# P is for Powder Tree Runs [Japan]



## Supra (Jan 11, 2012)

Some fun days were had. Music by Orbital. Thanks for watching!


----------



## blunted_nose (Apr 26, 2012)

Amazing supra. You get to ride some good stuff....


----------



## ballinSTI (Nov 14, 2008)

where is this? looks amazing


----------



## RickB (Oct 29, 2008)

throwing walls up at the guys on the lift.... fockin awesome


----------



## Supra (Jan 11, 2012)

ha ha. thanks guys. That day I nailed 3 pairs on the lifts. I giggled the whole way down. 

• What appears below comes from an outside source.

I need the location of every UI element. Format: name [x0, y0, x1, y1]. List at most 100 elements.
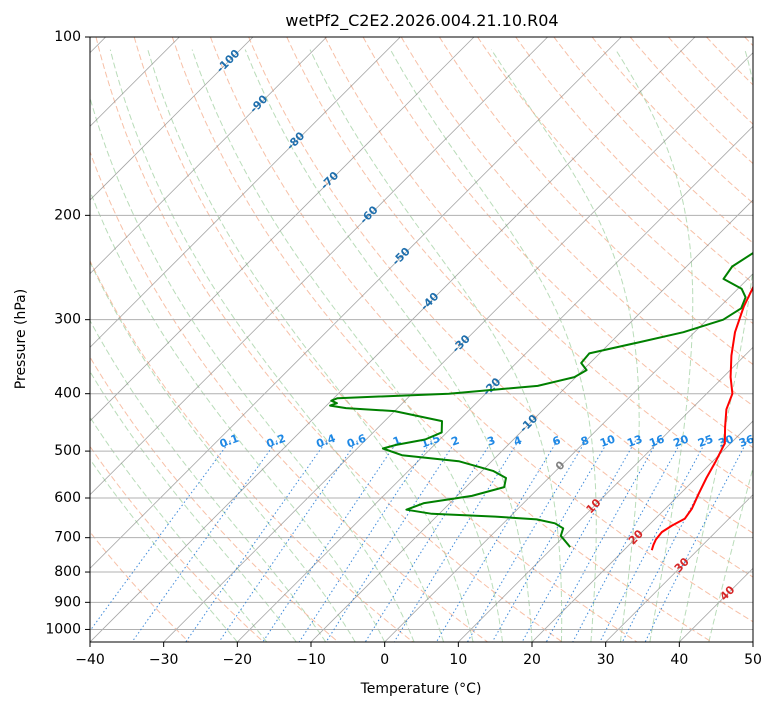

this is all footage from Toyama and Nagano, Japan


----------



## oldmate (Oct 24, 2011)

Awesome. Someone needs to invent an auto wiper for gopro lenses.


----------



## JVee (Sep 8, 2009)

Where is Nagano is this? I just came back from Myoko Akakura. Scored some very similar conditions! What boards are you guys riding through this terrain?


----------



## Supra (Jan 11, 2012)

It's in hakuba. For tree runs, yes, it's similar to akakura.
Boards in that vid were 63 rossignol experience, 59 smokin Clancy pro, 50 burton nug, 60 burton Sherlock


----------



## FireStarter451 (Feb 20, 2013)

RickB said:


> throwing walls up at the guys on the lift.... fockin awesome


^ +1

10char


----------



## dofman (Jan 17, 2011)

I have to go there one day. Awesome vid, thanks for sharing !!!


----------